CTCLoss don't work in pytorch

SerB · February 20, 2018, 7:53pm

Hi,

I try to use CTCLoss from https://github.com/SeanNaren/warp-ctc ,
but it always returns loss = inf/nan for large batch size. Maybe someone know how to fix it? Thanks in advance.

tom · February 20, 2018, 8:57pm

Can you post a minimal gist or so to reproduce?
(I.e. precompute outputs and target and just have your ctc application.)
It works for me but acts funny on invalid inputs etc.

Best regards Thomas

SerB · February 20, 2018, 9:10pm

Yes, it small sample which should recognize mnist sequence

import cv2
import numpy as np
import torch
from torch import Tensor
from torch import nn
from torch.autograd import Variable

from warpctc_pytorch import CTCLoss

criterion = CTCLoss()

batch_size = 256
for i in range(10):
    labels = Variable(torch.from_numpy(np.random.randint(0, 10, (batch_size, 2))).int()).view(-1)
    acts = Variable(torch.randn((2, batch_size, 11)), requires_grad=True)
    act_lens = Variable(Tensor([2] * batch_size).int())
    label_lens = Variable(Tensor([2] * batch_size).int())
    loss = criterion(acts, labels, act_lens, label_lens) / batch_size
    loss.backward()
    print("loss: {}".format(loss.data[0]))

tom · February 20, 2018, 10:22pm

So can you please grab an example acts, labels, act_lens and label_lens and make a thing that only has 1 file and just the call to criterion? That would be much quicker to look at. Or you could print the types and shape of these and see if there is anything suspicious.

Best regards

Thomas

SerB · February 21, 2018, 5:38am

Ok, I maked sample is minimalistic which reproduce error.
If batch_size = 1 then it’s works, but if batch_size = 32, for example, I get loss value as inf.

tom · February 21, 2018, 8:05am

With the random label code you posted above, the one problem seems to be that 0 should not be in the labels.

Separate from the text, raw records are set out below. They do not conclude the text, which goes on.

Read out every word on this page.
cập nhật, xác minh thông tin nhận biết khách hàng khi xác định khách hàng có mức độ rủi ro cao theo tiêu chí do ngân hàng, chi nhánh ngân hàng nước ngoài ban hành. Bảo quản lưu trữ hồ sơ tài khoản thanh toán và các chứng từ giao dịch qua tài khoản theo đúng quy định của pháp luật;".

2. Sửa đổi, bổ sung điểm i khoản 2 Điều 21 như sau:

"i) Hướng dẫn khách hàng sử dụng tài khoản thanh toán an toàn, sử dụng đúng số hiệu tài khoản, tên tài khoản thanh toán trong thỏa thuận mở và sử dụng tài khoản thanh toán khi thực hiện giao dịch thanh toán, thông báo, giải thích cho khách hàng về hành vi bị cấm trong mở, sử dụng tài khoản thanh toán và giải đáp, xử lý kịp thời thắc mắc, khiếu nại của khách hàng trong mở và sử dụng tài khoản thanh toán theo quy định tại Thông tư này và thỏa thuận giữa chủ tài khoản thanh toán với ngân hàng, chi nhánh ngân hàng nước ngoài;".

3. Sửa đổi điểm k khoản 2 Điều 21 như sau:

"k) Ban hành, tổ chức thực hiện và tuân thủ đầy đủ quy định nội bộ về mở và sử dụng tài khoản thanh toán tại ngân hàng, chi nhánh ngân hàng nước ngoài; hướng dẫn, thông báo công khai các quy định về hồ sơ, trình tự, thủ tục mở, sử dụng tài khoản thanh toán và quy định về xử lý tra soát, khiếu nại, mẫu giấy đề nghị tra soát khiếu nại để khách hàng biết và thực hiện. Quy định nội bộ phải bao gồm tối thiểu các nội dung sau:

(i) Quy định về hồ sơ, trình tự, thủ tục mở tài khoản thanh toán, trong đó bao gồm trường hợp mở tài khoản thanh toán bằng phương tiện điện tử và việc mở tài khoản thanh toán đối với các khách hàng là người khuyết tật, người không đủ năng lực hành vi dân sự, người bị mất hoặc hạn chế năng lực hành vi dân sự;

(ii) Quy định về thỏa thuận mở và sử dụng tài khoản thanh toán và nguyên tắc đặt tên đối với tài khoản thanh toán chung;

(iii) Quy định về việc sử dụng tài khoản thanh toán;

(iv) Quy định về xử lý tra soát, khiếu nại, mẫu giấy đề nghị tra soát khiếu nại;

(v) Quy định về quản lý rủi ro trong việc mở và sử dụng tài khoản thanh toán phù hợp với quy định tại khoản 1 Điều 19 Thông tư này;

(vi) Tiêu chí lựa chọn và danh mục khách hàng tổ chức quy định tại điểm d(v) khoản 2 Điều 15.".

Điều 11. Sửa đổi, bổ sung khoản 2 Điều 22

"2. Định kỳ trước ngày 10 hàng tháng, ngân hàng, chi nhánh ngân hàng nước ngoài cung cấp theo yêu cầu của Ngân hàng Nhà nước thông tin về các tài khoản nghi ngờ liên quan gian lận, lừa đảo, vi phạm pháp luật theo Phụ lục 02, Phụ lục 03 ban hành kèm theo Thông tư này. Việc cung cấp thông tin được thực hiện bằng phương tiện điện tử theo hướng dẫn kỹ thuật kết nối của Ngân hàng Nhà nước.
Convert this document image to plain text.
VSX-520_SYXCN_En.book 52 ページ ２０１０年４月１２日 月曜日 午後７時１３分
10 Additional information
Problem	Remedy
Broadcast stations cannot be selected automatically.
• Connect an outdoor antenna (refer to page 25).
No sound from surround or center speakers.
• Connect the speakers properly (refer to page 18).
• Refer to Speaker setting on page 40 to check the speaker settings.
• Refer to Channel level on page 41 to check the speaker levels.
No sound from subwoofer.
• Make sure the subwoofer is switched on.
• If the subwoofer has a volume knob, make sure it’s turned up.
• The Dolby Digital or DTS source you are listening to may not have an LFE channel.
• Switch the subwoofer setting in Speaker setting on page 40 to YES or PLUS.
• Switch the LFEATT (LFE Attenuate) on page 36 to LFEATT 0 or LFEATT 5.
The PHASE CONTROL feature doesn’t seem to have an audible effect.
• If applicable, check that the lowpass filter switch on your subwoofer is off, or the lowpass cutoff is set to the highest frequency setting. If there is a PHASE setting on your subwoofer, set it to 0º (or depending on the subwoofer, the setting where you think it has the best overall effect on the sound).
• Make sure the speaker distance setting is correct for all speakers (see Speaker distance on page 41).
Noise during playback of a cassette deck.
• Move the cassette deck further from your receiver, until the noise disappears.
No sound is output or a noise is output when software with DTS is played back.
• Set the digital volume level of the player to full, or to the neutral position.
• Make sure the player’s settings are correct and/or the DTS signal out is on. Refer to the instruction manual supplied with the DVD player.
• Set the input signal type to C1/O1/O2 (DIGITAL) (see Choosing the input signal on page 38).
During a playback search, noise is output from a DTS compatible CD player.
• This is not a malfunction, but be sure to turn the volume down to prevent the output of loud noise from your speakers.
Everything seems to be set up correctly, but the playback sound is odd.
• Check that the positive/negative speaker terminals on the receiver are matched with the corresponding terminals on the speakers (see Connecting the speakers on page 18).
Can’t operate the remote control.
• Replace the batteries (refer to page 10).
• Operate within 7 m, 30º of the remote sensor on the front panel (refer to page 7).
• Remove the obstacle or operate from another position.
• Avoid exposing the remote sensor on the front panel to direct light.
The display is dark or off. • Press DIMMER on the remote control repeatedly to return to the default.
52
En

If I change the labels to

    labels = Variable(torch.from_numpy(np.random.randint(1, 10, (batch_size, 2))).int()).view(-1)

(note the lower limit of 1 in randint), I get losses of about 5±0.3.
The 0 label is reserved for blank rnn output with the warp_ctc implementation.

Best regards

Thomas

SerB · February 21, 2018, 8:41am

Thank!

It’s strange that 0 label is reserved for blank label instead of, for example max_label + 1 (with max_label as input parameter for loss function).